Los hijos miran donde quieren
A mi hijo, la tele, la publicidad y el famoseo no le han llamado la atención. Su atención ha sido atrapada por una cerveza a un desconocido. Un hecho insignificante, apenas perceptible en la oscuridad y el barullo de un partido
Intento escribir sobre lo que me llama, y que las portadas y los titulares, las conversaciones de corrillo, y los mentideros de la opinión vengan después. Siempre después, porque primero está lo que me llama la atención, y luego lo que me la secuestra.

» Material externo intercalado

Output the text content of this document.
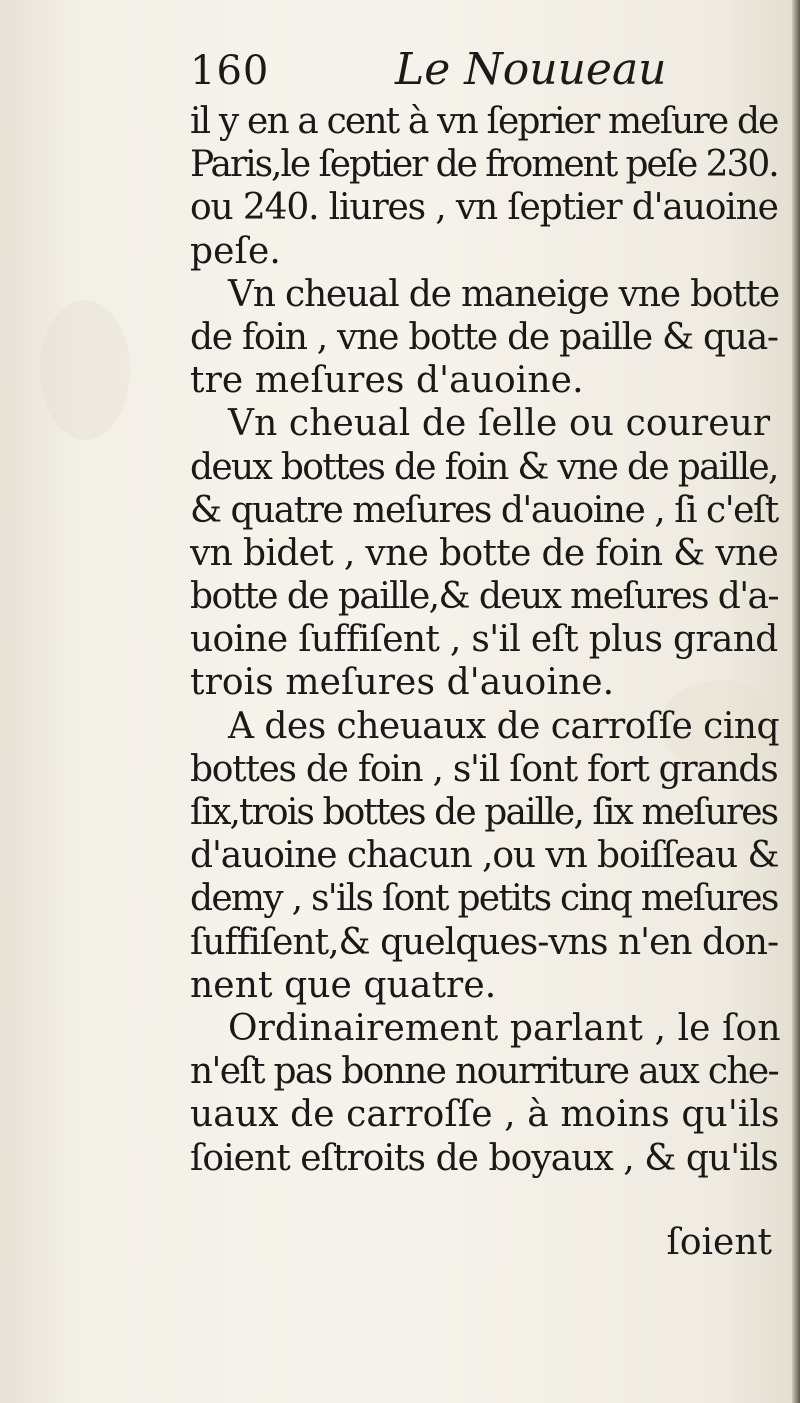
160	Le Nouueau
il y en a cent à vn ſeprier meſure de
Paris,le ſeptier de froment peſe 230.
ou 240. liures , vn ſeptier d'auoine
peſe.
Vn cheual de maneige vne botte
de foin , vne botte de paille & qua-
tre meſures d'auoine.
Vn cheual de ſelle ou coureur
deux bottes de foin & vne de paille,
& quatre meſures d'auoine , ſi c'eſt
vn bidet , vne botte de foin & vne
botte de paille,& deux meſures d'a-
uoine ſuffiſent , s'il eſt plus grand
trois meſures d'auoine.
A des cheuaux de carroſſe cinq
bottes de foin , s'il ſont fort grands
ſix,trois bottes de paille, ſix meſures
d'auoine chacun ,ou vn boiſſeau &
demy , s'ils ſont petits cinq meſures
ſuffiſent,& quelques-vns n'en don-
nent que quatre.
Ordinairement parlant , le ſon
n'eſt pas bonne nourriture aux che-
uaux de carroſſe , à moins qu'ils
ſoient eſtroits de boyaux , & qu'ils
ſoient
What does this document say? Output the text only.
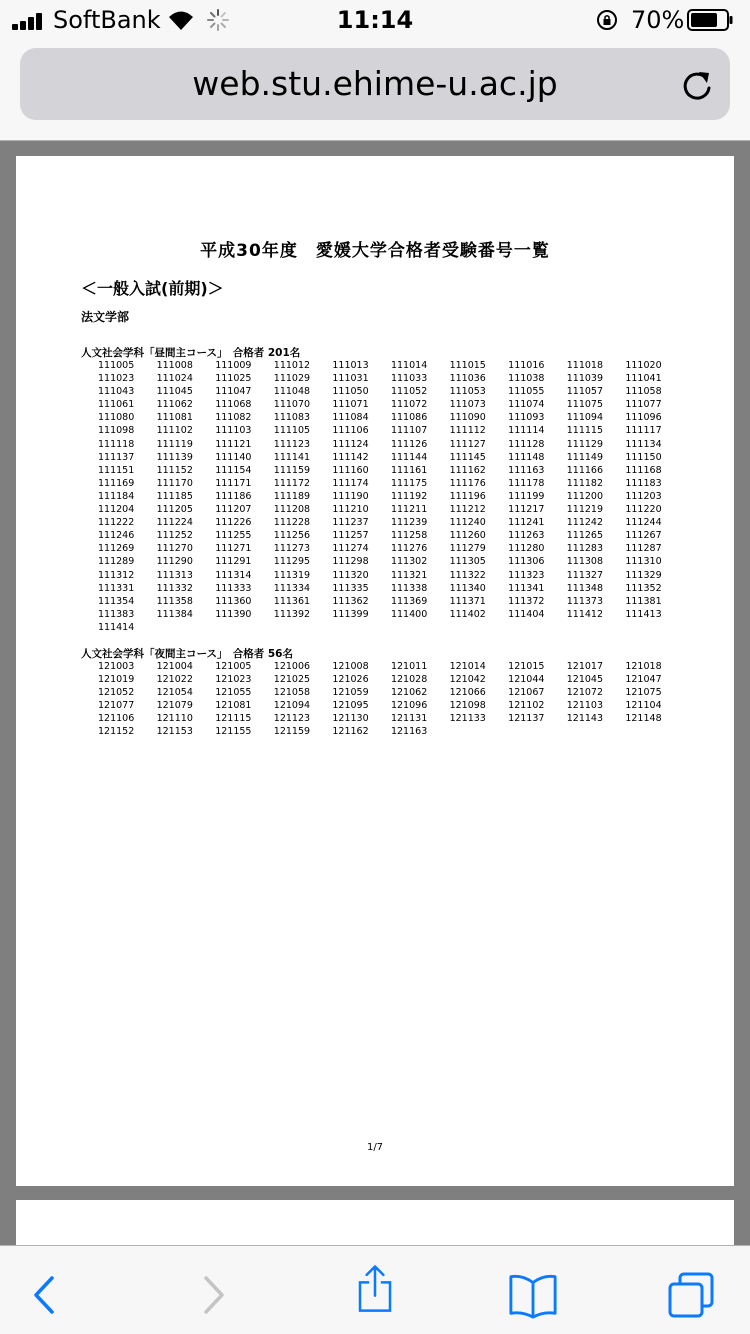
SoftBank	11:14	70%
web.stu.ehime-u.ac.jp
平成30年度　愛媛大学合格者受験番号一覧
＜一般入試(前期)＞
法文学部
人文社会学科「昼間主コース」　合格者 201名
111005	111008	111009	111012	111013	111014	111015	111016	111018	111020
111023	111024	111025	111029	111031	111033	111036	111038	111039	111041
111043	111045	111047	111048	111050	111052	111053	111055	111057	111058
111061	111062	111068	111070	111071	111072	111073	111074	111075	111077
111080	111081	111082	111083	111084	111086	111090	111093	111094	111096
111098	111102	111103	111105	111106	111107	111112	111114	111115	111117
111118	111119	111121	111123	111124	111126	111127	111128	111129	111134
111137	111139	111140	111141	111142	111144	111145	111148	111149	111150
111151	111152	111154	111159	111160	111161	111162	111163	111166	111168
111169	111170	111171	111172	111174	111175	111176	111178	111182	111183
111184	111185	111186	111189	111190	111192	111196	111199	111200	111203
111204	111205	111207	111208	111210	111211	111212	111217	111219	111220
111222	111224	111226	111228	111237	111239	111240	111241	111242	111244
111246	111252	111255	111256	111257	111258	111260	111263	111265	111267
111269	111270	111271	111273	111274	111276	111279	111280	111283	111287
111289	111290	111291	111295	111298	111302	111305	111306	111308	111310
111312	111313	111314	111319	111320	111321	111322	111323	111327	111329
111331	111332	111333	111334	111335	111338	111340	111341	111348	111352
111354	111358	111360	111361	111362	111369	111371	111372	111373	111381
111383	111384	111390	111392	111399	111400	111402	111404	111412	111413
111414
人文社会学科「夜間主コース」　合格者 56名
121003	121004	121005	121006	121008	121011	121014	121015	121017	121018
121019	121022	121023	121025	121026	121028	121042	121044	121045	121047
121052	121054	121055	121058	121059	121062	121066	121067	121072	121075
121077	121079	121081	121094	121095	121096	121098	121102	121103	121104
121106	121110	121115	121123	121130	121131	121133	121137	121143	121148
121152	121153	121155	121159	121162	121163
1/7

Y este fin de semana mi hijo me ha dado una pequeña lección: mientras los padres hacemos cosas, los hijos miran donde quieren.
Hemos hecho una excursión con un grupo de amigos a Navarredonda de Gredos, un lugar paradisíaco en medio de la Sierra de Gredos. Un valle verde regado por arroyos que inervan los bosques, pozas cristalinas, bloques de granito y una sensación alpina que sobrecoge el ánimo montañero. Un entorno ideal para cultivar la amistad, la educación y el alma.
A la vuelta en coche, mi hermana mayor que, como todas las hermanas mayores, tiene conmigo la amistad de los viejos conocidos, y el amor desapegado de las abuelas, se llevó a mi hijo mayor. Le preguntó qué le parecía que su padre «se saliese», que escribiese, diese charlas, publicase, y esas cosas que producen la admiración de los jóvenes adultos. Él le respondió que para él su padre «se salía», pero no por eso.
Somos llamados, somos puestos en movimiento por algo que anda por ahí fuera y que nos interpela
Le contó que el día del partido nos pasamos un buen rato colocando sofás y sillas en el salón del albergue que habíamos reservado para poder ver el partido de final de la Champions. Lo habíamos dispuesto todo con mucho mimo y esfuerzo para poder estar a gusto nosotros, y nos fuimos a cenar.
Cuando volvimos, el mejor sitio lo había ocupado un desconocido. Mi hijo le decía a su tía que esto le había enfadado mucho y que tenía ganas de echarle. ¿Con qué permiso se había puesto en medio, en la butaca central, sin ni siquiera preguntar? Era un extraño y no tenía derecho. Y entonces va su padre, se acerca, y en lugar de pedirle que devuelva el sitio, le ofrece una de las cervezas que teníamos en el cubo con hielos.
A mi hijo, la tele, la publicidad y el famoseo, no le han llamado la atención. Su atención ha sido atrapada por una cerveza a un desconocido. Un hecho insignificante, apenas perceptible en la oscuridad y el barullo de un partido de fútbol. Nuestros hijos miran donde quieren, nos miran todo el rato.
La atención es caprichosa y se centra donde le viene en gana. «Llamar la atención» es una expresión densa e inteligente. La atención no tiene la iniciativa, es como el paciente en la sala de espera, que es llamado cuando llega su turno. «Me ha llamado la atención», decimos. Somos llamados, somos puestos en movimiento por algo que anda por ahí fuera y que nos interpela. Esfuérzate todo lo que quieras, pero antes, un instante antes, siempre hay algo que te llama.
Yo no me hubiese enterado de nada si mi hermana no le hubiese llevado en coche y no le hubiese hecho esa pregunta hiperbólica de hermana mayor. Me hubiese ido satisfecho de compartir con mis hijos a mis amigos, de enseñarles la belleza de la montaña, el valor del esfuerzo de subir una pendiente, el gozo de bañarse en aguas vírgenes y la alegría de estar en familia. Es lo que me toca como padre.
Pero en verdad, lo que queda en ellos no me pertenece, puede que ni lo vea. Ellos miran donde quieren, y lo que les queda es su secreto, su tesoro. Mi responsabilidad como padre es, primero, vivir, y luego, mostrar. La de ellos mirar donde les lleve su atención, porque la vida es llamada.